If that doesn’t make sense, let’s discuss further.

Also note that this is why NonMaxSuppression must be used with YOLO. Since each detector location is making predictions at the same time, there can be what I think of as false positives…two or more predictions of the same object. Similarity measure helps NMS lower the count in that quadrant of the truth table due to duplicates. There can still be false positives due to other issues or if the IOU threshold in NMS is set too low.

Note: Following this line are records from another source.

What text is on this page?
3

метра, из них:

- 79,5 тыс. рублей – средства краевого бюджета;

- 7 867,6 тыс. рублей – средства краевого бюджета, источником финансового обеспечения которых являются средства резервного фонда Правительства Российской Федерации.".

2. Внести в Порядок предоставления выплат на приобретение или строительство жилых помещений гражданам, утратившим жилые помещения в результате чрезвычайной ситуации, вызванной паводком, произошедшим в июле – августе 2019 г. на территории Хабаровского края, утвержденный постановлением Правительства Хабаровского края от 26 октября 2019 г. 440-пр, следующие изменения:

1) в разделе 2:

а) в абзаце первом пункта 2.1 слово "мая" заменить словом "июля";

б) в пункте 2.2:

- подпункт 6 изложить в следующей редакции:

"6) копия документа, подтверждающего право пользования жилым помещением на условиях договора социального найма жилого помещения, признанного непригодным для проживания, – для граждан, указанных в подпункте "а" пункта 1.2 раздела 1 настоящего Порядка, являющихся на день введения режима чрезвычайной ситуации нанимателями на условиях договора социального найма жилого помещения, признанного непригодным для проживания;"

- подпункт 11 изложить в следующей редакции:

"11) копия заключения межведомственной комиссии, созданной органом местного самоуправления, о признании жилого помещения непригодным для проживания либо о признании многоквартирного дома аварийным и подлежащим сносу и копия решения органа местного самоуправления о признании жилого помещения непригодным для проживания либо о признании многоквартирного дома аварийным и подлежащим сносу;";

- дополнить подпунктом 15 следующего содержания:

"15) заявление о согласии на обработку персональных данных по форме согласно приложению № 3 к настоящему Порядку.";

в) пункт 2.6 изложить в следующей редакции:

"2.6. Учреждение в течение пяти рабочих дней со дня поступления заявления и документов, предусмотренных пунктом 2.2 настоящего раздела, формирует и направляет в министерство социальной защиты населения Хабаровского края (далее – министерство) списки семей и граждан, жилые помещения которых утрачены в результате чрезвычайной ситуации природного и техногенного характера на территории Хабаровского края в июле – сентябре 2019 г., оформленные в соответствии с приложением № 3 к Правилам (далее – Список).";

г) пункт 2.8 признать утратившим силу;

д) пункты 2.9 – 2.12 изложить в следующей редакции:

…you know who Donald Knuth is and have read his books

One of my earliest consulting jobs in the 80’s involved implementing a balanced tree I got from The Art of Computer Programming

@ai_curious I am aware of Knuth, but was born in '82 so I don’t think I have actually read one of his books… Yet, if you like to talk ‘nerd level’, I have a copy of Richard Walter Conway’s ‘Programming for Poets’ in the back of my car-- And who, really, outside of a maintenance system, programs in Pascal/Fortran any more ?

Yet I love poetry, so I thought of ‘rewriting’ it for a new generation-- But this is on my ‘long-list’.

I also feel your contributions are very useful, though I am just going to need to find some time to just sit down and dig into this.

Hopefully, I will ask a more enlightened question later.

Mmmm… Fortran.

The even crunchier recipe is FORTRAN on punch cards. Some of us are old enough to remember those daze.

Indeed. Those boxes of punch cards were heavy and awkward to carry around campus. Fortunately we got time-shared CRT monitors fairly soon after that.